Autograd.grad get None for some variable occassionally

I’m using the autograd.grad of torch to perform analysis on my network. But I met with the problem that, when I run grad() on different data items, I occassionally get None for some layers on some certain data items, which will further cause errors.

I’m confused why this happens. Why does the same network get None grad on some data items, while does not on other data items? There is not noise items in the dataset, no missing values.

Some part of my network is as follows (to make it short, I did not post the whole network, but it’s enough to tell the problem):

def forward(self, input):
    x = input
    out = self.backbone(x)
    predict_up_conv = self.relu2(self.bn2(self.conv_up_conv(out)))
    predict_down_conv = self.relu3(self.bn3(self.conv_down_conv(out)))
    predict_cls_conv = self.relu4(self.bn4(self.conv_cls_conv(out)))
    predict_up = self.conv_up(predict_up_conv)
    predict_down = self.conv_down(predict_down_conv)
    predict_cls = self.conv_cls(predict_cls_conv)
    if self.phase == 'test':
        predict_cls_softmax = self.softmax(predict_cls)
        return predict_up, predict_down, predict_cls_softmax
        return predict_up,predict_down,predict_cls

the code I use to calculate the gradient is:

grads = grad(y, w, retain_graph=True, create_graph=True, allow_unused=True)

y is the target value, and w is the list of all parameters of the network.

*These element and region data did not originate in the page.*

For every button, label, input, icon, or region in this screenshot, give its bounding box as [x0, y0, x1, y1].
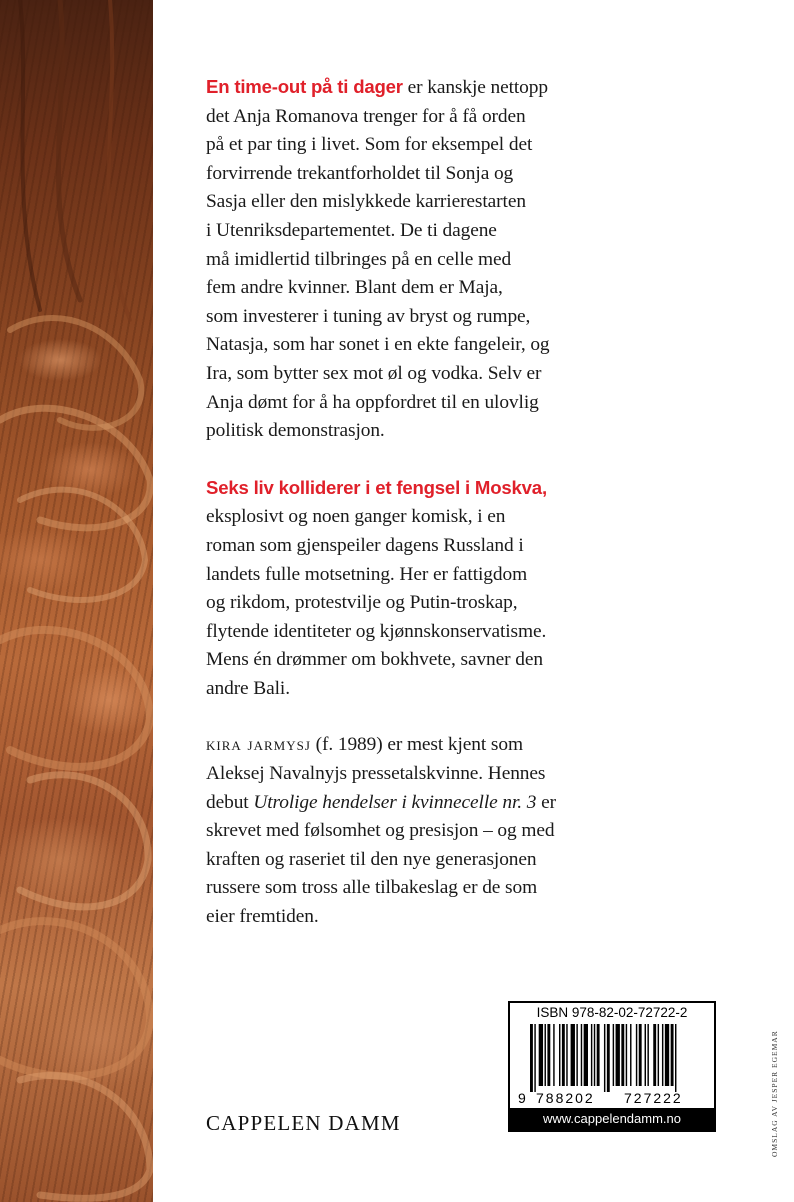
blurb-line: roman som gjenspeiler dagens Russland i	[206, 534, 524, 556]
barcode-bar	[581, 1024, 582, 1086]
hair-curls-illustration	[0, 0, 153, 1202]
barcode-bar	[639, 1024, 642, 1086]
book-title: Utrolige hendelser i kvinnecelle nr. 3	[253, 791, 537, 813]
barcode-bar	[591, 1024, 592, 1086]
barcode-bar	[616, 1024, 620, 1086]
barcode-bar	[571, 1024, 575, 1086]
blurb-line: Mens én drømmer om bokhvete, savner den	[206, 649, 543, 671]
bio-line: russere som tross alle tilbakeslag er de som	[206, 877, 538, 899]
blurb-lead-2: Seks liv kolliderer i et fengsel i Moskva,	[206, 476, 547, 498]
barcode-bar	[647, 1024, 648, 1086]
barcode-bar	[566, 1024, 567, 1086]
blurb-line: er kanskje nettopp	[402, 77, 548, 98]
bio-line: debut	[206, 791, 254, 813]
blurb-line: og rikdom, protestvilje og Putin-troskap,	[206, 592, 518, 614]
blurb-line: forvirrende trekantforholdet til Sonja og	[206, 162, 514, 184]
author-name: kira jarmysj	[206, 734, 311, 756]
blurb-line: flytende identiteter og kjønnskonservatisme.	[206, 620, 547, 642]
blurb-line: Anja dømt for å ha oppfordret til en ulovlig	[206, 391, 539, 413]
barcode-bars	[516, 1024, 710, 1106]
barcode-bar	[553, 1024, 554, 1086]
barcode-bar	[671, 1024, 674, 1086]
barcode-bar	[604, 1024, 605, 1092]
blurb-line: på et par ting i livet. Som for eksempel det	[206, 134, 533, 156]
cover-design-credit: OMSLAG AV JESPER EGEMAR	[770, 1030, 779, 1157]
isbn-barcode	[508, 1001, 716, 1132]
barcode-bar	[607, 1024, 610, 1092]
bio-line: kraften og raseriet til den nye generasjonen	[206, 848, 537, 870]
blurb-paragraph-2	[206, 474, 626, 704]
barcode-digit-first: 9	[518, 1090, 526, 1106]
barcode-bar	[594, 1024, 595, 1086]
blurb-line: fem andre kvinner. Blant dem er Maja,	[206, 277, 503, 299]
blurb-line: andre Bali.	[206, 677, 290, 699]
barcode-bar	[545, 1024, 546, 1086]
blurb-line: i Utenriksdepartementet. De ti dagene	[206, 219, 497, 241]
blurb-lead-1: En time-out på ti dager	[206, 76, 403, 97]
blurb-line: landets fulle motsetning. Her er fattigdom	[206, 563, 528, 585]
barcode-bar	[621, 1024, 624, 1086]
barcode-bar	[653, 1024, 656, 1086]
blurb-line: må imidlertid tilbringes på en celle med	[206, 248, 512, 270]
bio-line: skrevet med følsomhet og presisjon – og med	[206, 820, 555, 842]
barcode-bar	[662, 1024, 663, 1086]
blurb-line: det Anja Romanova trenger for å få orden	[206, 105, 526, 127]
blurb-line: eksplosivt og noen ganger komisk, i en	[206, 506, 506, 528]
barcode-bar	[658, 1024, 659, 1086]
bio-line: er	[536, 791, 556, 813]
isbn-number: ISBN 978-82-02-72722-2	[536, 1005, 688, 1020]
author-bio	[206, 731, 626, 931]
bio-line: (f. 1989) er mest kjent som	[310, 734, 523, 756]
barcode-bar	[626, 1024, 627, 1086]
blurb-paragraph-1	[206, 73, 626, 446]
barcode-bar	[547, 1024, 550, 1086]
barcode-bar	[630, 1024, 631, 1086]
barcode-bar	[534, 1024, 535, 1092]
bio-line: eier fremtiden.	[206, 906, 319, 928]
barcode-bar	[584, 1024, 588, 1086]
publisher-logo: CAPPELEN DAMM	[206, 1111, 401, 1135]
barcode-bar	[576, 1024, 577, 1086]
barcode-bar	[645, 1024, 646, 1086]
barcode-bar	[562, 1024, 565, 1086]
barcode-digits-right: 727222	[624, 1090, 683, 1106]
blurb-line: Natasja, som har sonet i en ekte fangeleir, og	[206, 334, 550, 356]
bio-line: Aleksej Navalnyjs pressetalskvinne. Hennes	[206, 763, 546, 785]
blurb-line: som investerer i tuning av bryst og rumpe,	[206, 305, 531, 327]
barcode-bar	[530, 1024, 533, 1092]
barcode-bar	[636, 1024, 637, 1086]
blurb-line: Ira, som bytter sex mot øl og vodka. Selv er	[206, 362, 542, 384]
barcode-bar	[613, 1024, 614, 1086]
barcode-bar	[675, 1024, 676, 1092]
barcode-bar	[559, 1024, 560, 1086]
blurb-line: Sasja eller den mislykkede karrierestarten	[206, 191, 526, 213]
publisher-url: www.cappelendamm.no	[510, 1108, 714, 1130]
blurb-line: politisk demonstrasjon.	[206, 420, 385, 442]
cover-photo-hair	[0, 0, 153, 1202]
barcode-bar	[539, 1024, 543, 1086]
barcode-bar	[597, 1024, 600, 1086]
barcode-digits-left: 788202	[536, 1090, 595, 1106]
back-cover-text	[206, 73, 626, 932]
barcode-bar	[665, 1024, 669, 1086]
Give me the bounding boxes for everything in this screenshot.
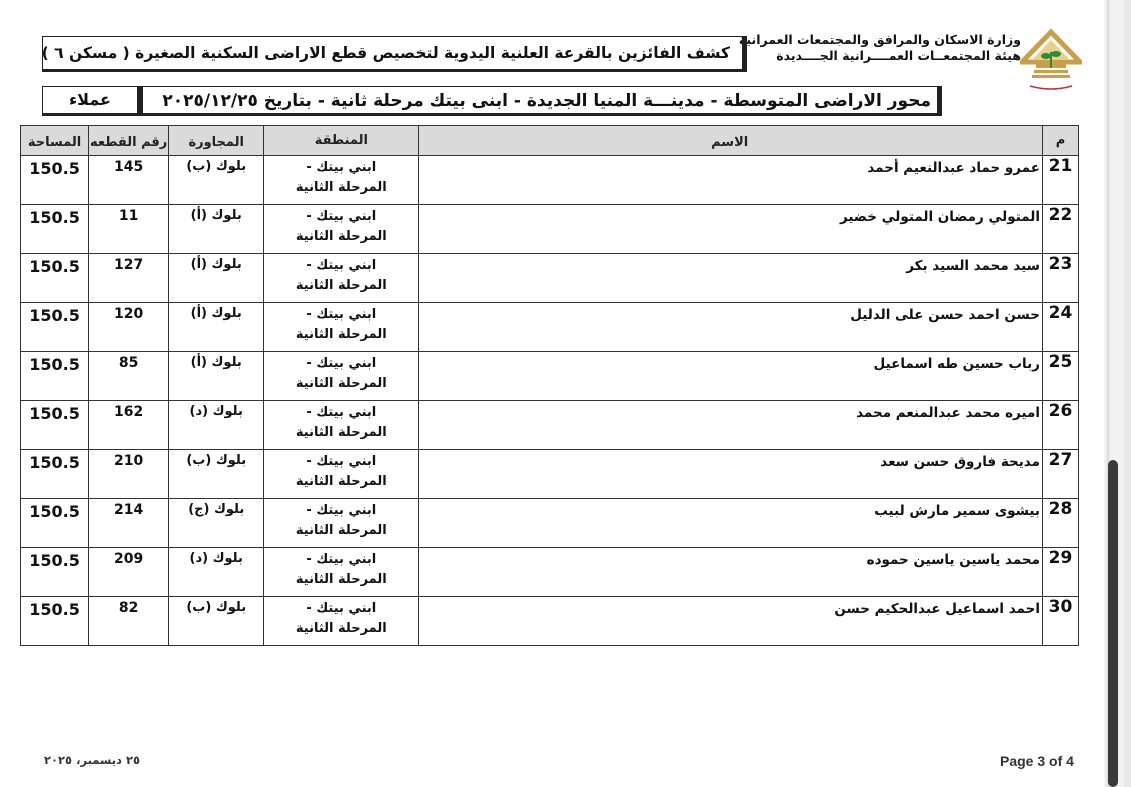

grads is the resulting list of gradients. In normal cases, it is a list of pytorch tensors with shapes matching the feature map of each layer in the network. However, on some data items when I run this code, the grads has some elements which is None. And the associated layers are always the self.conv_up_conv, self.conv_down_conv, self.conv_up, self.conv_down.

I’m confused what’s wrong with my code.

Thank you all for helping me!!!


First, retain_graph=True is not needed if you use create_graph=True.
Also if you expect that all the parameters were used to compute y, you should not pass allow_unused=True.

Can you share how y is computed based on predict_up, predict_down and predict_cls ?
Because if y only depends on predict_cls, given the structure of your forward, it looks expected that these conv layers wouldn’t get gradients as their result will not be used.